Dr Feinberg and colleagues found that obesity can cause epigenetic changes that modify how genes behave and can alter the production of proteins necessary for proper metabolism and secretion of insulin.

“Diet-induced obesity in mice induces widespread changes in DNA methylation. Differentially methylated regions are conserved in obesity and reversed by gastric bypass,” the researchers stated. These regions “map to diabetes single nucleotide polymorphisms and adipocyte enhancers.”

Beginning with dietary manipulation of genetically homogeneous mice, the investigators identified differentially DNA-methylated genomic regions. Some sites that bore methyl groups, which prevent genes from making proteins, in the lean mice were missing in the obese mice, and vice versa. The researchers found that the mice placed on a high-fat diet grew obese and diabetic, while the mice on a regular diet stayed lean and healthy.

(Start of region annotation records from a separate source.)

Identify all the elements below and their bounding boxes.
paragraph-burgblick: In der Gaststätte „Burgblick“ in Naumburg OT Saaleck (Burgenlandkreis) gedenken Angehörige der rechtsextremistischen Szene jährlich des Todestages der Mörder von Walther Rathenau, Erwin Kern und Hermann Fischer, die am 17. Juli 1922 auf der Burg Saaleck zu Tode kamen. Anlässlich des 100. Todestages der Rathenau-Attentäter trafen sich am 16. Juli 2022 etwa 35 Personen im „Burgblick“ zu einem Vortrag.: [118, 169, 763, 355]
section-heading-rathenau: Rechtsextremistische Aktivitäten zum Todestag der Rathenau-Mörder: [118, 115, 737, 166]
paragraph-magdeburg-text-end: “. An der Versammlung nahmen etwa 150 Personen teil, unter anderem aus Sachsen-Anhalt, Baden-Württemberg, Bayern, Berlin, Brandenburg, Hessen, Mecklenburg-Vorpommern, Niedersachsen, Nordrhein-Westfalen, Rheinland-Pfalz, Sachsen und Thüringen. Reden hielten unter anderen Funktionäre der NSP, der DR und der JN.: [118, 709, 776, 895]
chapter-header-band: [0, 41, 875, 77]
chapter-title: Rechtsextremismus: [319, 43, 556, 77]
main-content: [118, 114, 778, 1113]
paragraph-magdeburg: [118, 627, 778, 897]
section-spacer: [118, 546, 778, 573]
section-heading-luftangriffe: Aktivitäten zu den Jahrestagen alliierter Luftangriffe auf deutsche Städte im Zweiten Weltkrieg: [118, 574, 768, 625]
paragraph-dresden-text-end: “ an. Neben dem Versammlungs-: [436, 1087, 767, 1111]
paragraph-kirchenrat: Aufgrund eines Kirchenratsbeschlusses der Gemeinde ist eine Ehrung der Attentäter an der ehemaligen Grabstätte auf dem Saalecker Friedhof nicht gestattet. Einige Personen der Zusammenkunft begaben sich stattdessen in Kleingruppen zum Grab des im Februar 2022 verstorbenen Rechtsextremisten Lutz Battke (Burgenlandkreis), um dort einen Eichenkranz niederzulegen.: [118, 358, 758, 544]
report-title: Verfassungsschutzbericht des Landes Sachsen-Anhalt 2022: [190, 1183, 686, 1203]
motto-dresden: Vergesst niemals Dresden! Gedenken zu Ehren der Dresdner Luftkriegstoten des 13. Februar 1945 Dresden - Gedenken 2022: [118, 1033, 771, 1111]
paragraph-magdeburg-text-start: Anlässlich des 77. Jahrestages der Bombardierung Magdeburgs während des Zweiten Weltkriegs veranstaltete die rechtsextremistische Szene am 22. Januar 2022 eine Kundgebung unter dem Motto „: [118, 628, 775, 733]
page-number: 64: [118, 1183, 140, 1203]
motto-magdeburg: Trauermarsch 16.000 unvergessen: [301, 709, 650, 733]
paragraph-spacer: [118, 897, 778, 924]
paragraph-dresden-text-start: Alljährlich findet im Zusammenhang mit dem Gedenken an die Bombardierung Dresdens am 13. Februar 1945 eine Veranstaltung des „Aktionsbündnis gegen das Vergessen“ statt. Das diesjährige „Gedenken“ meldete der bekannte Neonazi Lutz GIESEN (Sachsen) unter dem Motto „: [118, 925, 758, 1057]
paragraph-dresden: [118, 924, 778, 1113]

They then replicated these results in adipose samples from lean and obese patients pre- and post–Roux-en-Y gastric bypass, “identifying regions where both the location and direction of methylation change are conserved,” they stated. These regions overlap with 27 genetic type 2 DM risk loci.

In effect, the researchers found nearly the exact same pattern of epigenetic changes at key sites in DNA isolated from the human fat cells.

Dr Feinberg said, “Mice and humans are separated by 50 million years of evolution, so it’s interesting that obesity causes similar epigenetic changes to similar genes in both species.”

Some of the epigenetic changes were associated with genes already known to raise DM risk, in addition to changes in other genes linked to metabolism in general.

At least some of these genes regulate insulin action on sugar uptake and offer insights into new potential targets for treating type 2 DM.

“Functional analysis of genes associated with these regions revealed 4 genes with roles in insulin resistance, demonstrating the potential general utility of this approach for complementing conventional human genetic studies by integrating cross-species epigenomics and clinical genetic risk,” the researchers stated.

The new study suggests that the epigenome in obese patients becomes more like the epigenome in lean persons after gastric bypass surgery.

“In addition to providing leads for drug development, the results also suggest that an epigenetic test could be developed to identify people much earlier on the path to type 2 DM, giving more hope for preventing the disease,” Dr Feinberg said.

The researchers published their results on January 6, 2015 in Cell Metabolism.